Net als in het dagelijkse verkeer is in de Formule 1 de functie van een ononderbroken lijn op het wegdek maar voor één uitleg vatbaar: je mag daar niet overheen. Op een circuit is het al niet anders. Of het zou niet anders moeten zijn. Maar dat is het wel.

Aan de ene kant wordt een coureur die na een pitstop bij het verlaten van de pitsstraat de witte lijn met een decimeter overschrijdt, door de alziende stewards onverbiddellijk bestraft met een drive-through penalty. Aan de andere kant verlaten coureurs straffe­loos op het aller­laatste moment de ideale lijn om de pits ín te rijden.

Toch is zo’n ma­noeu­vre misschien nog wel gevaar­lijker, omdat het achter­opko­mende verkeer hierdoor flink kan worden verrast. Voor de die-hards onder ons zeg ik: Grand Prix van Portugal 1992. Ik herinner me nog het gortdroge commen­taar van Jan Lammers die, toen de gelanceer­de Riccardo Patrese nog onderste­boven boven de pitrails zweefde, liet weten dat het allemaal goed zou komen.

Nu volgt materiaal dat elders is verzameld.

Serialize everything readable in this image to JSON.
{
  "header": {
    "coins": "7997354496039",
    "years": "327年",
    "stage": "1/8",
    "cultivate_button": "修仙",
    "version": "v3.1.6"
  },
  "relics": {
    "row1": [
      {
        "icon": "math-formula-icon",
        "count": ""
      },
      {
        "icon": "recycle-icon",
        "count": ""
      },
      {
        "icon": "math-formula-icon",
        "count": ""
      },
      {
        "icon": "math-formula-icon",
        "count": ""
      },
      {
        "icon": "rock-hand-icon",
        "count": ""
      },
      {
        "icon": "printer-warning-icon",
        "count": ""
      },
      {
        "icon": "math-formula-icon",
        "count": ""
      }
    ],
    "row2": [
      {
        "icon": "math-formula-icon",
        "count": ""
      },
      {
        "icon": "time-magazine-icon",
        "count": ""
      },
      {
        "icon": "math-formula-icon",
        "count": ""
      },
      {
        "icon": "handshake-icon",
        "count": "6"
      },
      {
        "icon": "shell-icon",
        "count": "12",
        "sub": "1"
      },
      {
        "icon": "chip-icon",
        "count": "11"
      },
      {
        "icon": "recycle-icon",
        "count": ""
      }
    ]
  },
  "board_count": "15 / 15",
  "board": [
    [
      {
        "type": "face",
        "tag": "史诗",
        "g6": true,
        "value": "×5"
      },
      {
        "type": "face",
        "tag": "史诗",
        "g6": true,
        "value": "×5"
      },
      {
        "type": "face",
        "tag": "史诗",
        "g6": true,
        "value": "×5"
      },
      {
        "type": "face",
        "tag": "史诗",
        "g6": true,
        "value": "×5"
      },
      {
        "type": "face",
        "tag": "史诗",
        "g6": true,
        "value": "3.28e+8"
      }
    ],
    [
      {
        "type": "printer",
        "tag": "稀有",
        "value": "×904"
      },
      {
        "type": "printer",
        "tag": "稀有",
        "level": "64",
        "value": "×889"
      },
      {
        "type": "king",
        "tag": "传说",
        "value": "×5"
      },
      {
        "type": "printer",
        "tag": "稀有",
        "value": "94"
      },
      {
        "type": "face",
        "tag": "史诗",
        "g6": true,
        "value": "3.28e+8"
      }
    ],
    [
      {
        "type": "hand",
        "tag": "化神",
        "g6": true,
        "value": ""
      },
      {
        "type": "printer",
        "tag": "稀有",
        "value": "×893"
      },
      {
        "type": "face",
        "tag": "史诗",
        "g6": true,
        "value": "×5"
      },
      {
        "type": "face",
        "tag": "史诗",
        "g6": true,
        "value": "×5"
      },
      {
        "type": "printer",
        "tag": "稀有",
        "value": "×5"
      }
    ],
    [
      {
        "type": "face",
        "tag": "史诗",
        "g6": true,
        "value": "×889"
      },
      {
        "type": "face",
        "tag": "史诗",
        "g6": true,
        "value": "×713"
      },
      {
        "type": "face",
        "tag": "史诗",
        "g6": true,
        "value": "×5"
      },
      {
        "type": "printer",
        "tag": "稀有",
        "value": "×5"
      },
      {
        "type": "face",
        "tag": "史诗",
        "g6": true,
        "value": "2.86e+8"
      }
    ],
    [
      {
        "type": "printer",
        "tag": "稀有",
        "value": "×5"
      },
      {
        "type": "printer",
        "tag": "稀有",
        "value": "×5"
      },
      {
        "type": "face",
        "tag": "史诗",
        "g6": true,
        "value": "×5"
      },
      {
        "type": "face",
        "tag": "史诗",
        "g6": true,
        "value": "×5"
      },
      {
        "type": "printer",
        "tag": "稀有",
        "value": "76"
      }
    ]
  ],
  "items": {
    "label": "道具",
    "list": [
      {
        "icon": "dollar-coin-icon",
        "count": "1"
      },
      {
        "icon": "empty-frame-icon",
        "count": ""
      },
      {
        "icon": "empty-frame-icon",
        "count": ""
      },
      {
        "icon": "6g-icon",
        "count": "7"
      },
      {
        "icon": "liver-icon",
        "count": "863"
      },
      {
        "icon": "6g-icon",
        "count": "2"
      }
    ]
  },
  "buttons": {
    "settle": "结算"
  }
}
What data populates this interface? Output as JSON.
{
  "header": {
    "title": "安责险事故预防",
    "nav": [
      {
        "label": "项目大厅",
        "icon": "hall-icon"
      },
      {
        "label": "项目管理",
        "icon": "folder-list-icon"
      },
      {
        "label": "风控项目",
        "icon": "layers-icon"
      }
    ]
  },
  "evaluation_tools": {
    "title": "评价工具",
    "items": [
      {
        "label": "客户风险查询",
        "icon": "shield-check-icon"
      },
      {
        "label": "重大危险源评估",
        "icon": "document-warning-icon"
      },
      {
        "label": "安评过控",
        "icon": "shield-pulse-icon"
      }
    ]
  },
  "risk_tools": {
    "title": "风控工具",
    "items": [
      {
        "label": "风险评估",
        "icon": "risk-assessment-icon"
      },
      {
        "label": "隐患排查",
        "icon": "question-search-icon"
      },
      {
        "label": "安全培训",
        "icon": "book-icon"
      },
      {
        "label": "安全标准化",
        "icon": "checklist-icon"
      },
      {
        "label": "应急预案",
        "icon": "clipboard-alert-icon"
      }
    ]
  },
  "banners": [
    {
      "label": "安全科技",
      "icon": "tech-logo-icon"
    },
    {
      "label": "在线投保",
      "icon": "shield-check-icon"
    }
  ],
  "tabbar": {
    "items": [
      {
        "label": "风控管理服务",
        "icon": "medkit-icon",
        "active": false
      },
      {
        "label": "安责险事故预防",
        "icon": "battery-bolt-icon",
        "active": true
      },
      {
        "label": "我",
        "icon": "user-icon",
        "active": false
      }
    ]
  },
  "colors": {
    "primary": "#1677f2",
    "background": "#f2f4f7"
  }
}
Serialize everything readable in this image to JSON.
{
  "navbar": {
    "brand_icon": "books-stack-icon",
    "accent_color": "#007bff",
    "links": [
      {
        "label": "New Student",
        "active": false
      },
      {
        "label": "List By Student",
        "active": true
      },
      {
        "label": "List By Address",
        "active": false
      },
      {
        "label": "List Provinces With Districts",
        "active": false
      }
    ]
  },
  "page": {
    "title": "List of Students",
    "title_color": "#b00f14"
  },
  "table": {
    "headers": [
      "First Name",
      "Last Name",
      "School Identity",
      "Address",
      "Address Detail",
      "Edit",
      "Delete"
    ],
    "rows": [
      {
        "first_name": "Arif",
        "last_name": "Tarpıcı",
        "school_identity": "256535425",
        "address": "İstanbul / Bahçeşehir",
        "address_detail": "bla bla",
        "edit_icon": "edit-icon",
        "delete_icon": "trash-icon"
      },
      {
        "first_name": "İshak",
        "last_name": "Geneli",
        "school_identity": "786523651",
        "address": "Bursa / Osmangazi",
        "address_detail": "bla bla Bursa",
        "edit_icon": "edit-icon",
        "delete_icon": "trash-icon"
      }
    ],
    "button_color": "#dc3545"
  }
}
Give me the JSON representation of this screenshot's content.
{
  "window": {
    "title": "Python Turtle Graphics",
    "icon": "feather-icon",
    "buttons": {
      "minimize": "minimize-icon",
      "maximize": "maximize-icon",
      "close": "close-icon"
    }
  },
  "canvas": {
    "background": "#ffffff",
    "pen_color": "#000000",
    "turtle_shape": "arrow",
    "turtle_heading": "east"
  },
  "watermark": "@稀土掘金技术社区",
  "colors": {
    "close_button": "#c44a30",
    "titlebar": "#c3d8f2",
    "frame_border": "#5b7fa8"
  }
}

Patrese kwam inderdaad aan de goede kant van de pitrails neer, maar dat was stom geluk.

Sinds kort bestaat bij bochten het oppervlak ‘achter’ de buitenste kerbstones niet meer uit grindbakken maar uit asfalt. Dat is veiliger, zegt de FIA, omdat een spinnende auto daarin sneller tot stilstand komt (met een kleinere kans op rollen). Dat geldt overigens niet voor wie rechtuit de baan afgaat, maar daar gaat het nu niet over.

Coureurs kregen al rap door dat ze dankzij de aanwe­zig­heid van al dit extra asfalt de ideale lijn soms een heel stuk wijder en dus sneller konden maken. Het klassie­ke voorbeeld: Kimi Räikkönen, Grand Prix van België 2008. Hij gebruikte die extra ruimte om op het eerstvolgende rechte stuk extra snelheid te genereren. Dat was best slim gezien. Maar niemand die er iets van zei.

Mij stoort de manier waarop coureurs te pas en te onpas met alle vier de wielen over witte strepen heen rijden (waardoor ze zich in feite naast de baan bege­ven) en met diezelfde rotgang ook weer de baan oprijden. Mijn voorstel zou als volgt zijn: iedereen die zich ‘vermijdbaar’ buiten de baan begeeft, wordt bestraft met een drive-through (tijdens een race) of startplaatsverlies (tijdens een kwalificatie).

Een andere (duurdere) oplossing om van dit ongewenste landjepik af te komen zou de aanleg van ‘agressieve’ rumble strips kunnen zijn. De motivatie voor zo’n straf is heel simpel: dat extra asfalt ligt er om noodsituaties het hoofd te bieden. Zolang er geen nood aan de man is, horen coureurs daar helemaal niet te komen.